Published in final edited form as: Cell Metab. 2023 Mar 7;35(3):429–437.e5. doi: 10.1016/j.cmet.2023.02.005

Figure 3. Pharmacologic FGF21 accelerates recovery from alcohol-induced loss of righting reflex and ataxia and is selective for ethanol.

Figure 3.

(A, B) Wild-type (WT) male (A) or female (B) mice were administered ethanol (5 g/kg, oral gavage) followed 1 hour later by i.p. injection of vehicle or FGF21 at the indicated doses. Loss of righting reflex (LORR) duration was measured after FGF21 or vehicle administration (n = 5–6 mice/group). Data represent the mean ± SEM. *, P < 0.05, **, P < 0.01, ***, P < 0.001 compared to vehicle by one-way ANOVA (A) or Student’s t-test (B).

(C, D) WT and Fgf21−/− mice (n = 13–15 mice/group) (C) or control (Klbfl/fl) and neuron-specific Klb−/− (KlbCamk2a) mice (n = 12–16 mice/group) (D) were administered ethanol (5 g/kg, oral gavage) followed 1 hour later by i.p. injection of FGF21 (1 mg/kg) or vehicle. LORR duration was measured after FGF21 or vehicle administration. Data represent the mean ± SEM. Different lowercase letters indicate statistical significance (P < 0.05 by two-way ANOVA).

(E) WT mice were administered ethanol (2 g/kg, i.p.) followed 30 minutes later by injection of FGF21 (1 mg/kg, i.p.; indicated by arrow) or vehicle. The time mice could remain on a spinning rotarod was measured, with 60 seconds the maximum (n = 8 mice/group).

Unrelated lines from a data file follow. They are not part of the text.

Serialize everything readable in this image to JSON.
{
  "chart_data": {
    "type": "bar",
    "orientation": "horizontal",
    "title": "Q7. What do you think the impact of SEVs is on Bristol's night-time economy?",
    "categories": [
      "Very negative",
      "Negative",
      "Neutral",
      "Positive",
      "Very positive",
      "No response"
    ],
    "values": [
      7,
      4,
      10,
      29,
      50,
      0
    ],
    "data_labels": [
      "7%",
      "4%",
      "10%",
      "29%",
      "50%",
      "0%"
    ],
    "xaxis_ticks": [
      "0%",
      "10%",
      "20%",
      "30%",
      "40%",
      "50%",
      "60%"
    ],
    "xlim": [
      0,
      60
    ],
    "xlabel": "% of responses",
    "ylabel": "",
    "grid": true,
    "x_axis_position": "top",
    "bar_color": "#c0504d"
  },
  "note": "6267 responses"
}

Data represent the mean ± SEM. P value by likelihood ratio test as described in Methods.

(F)WT and Fgf21−/− mice were administered ethanol (2 g/kg, i.p.) and the time they could remain on a spinning rotarod measured as in (E) (n = 8 mice/group). Data represent the mean ± SEM. P value by likelihood ratio test as described in Methods.

(G-J) Wild-type mice were administered ethanol (4.3 g/kg) (G) (n = 9–12 mice/group), ketamine (200 mg/kg) (H) (n = 6 mice/group), diazepam (30 mg/kg) (I) (n = 5–6 mice/group) or pentobarbital (55 mg/kg) (J) (n = 7–8 mice/group) by i.p. injection. After 30 minutes, mice were i.p. injected with either FGF21 (1 mg/kg) or vehicle. Loss of righting reflex (LORR) duration was measured after FGF21 or vehicle administration. Data represent the mean ± SEM. *, P < 0.05 compared to vehicle-treated mice by Student’s t-test.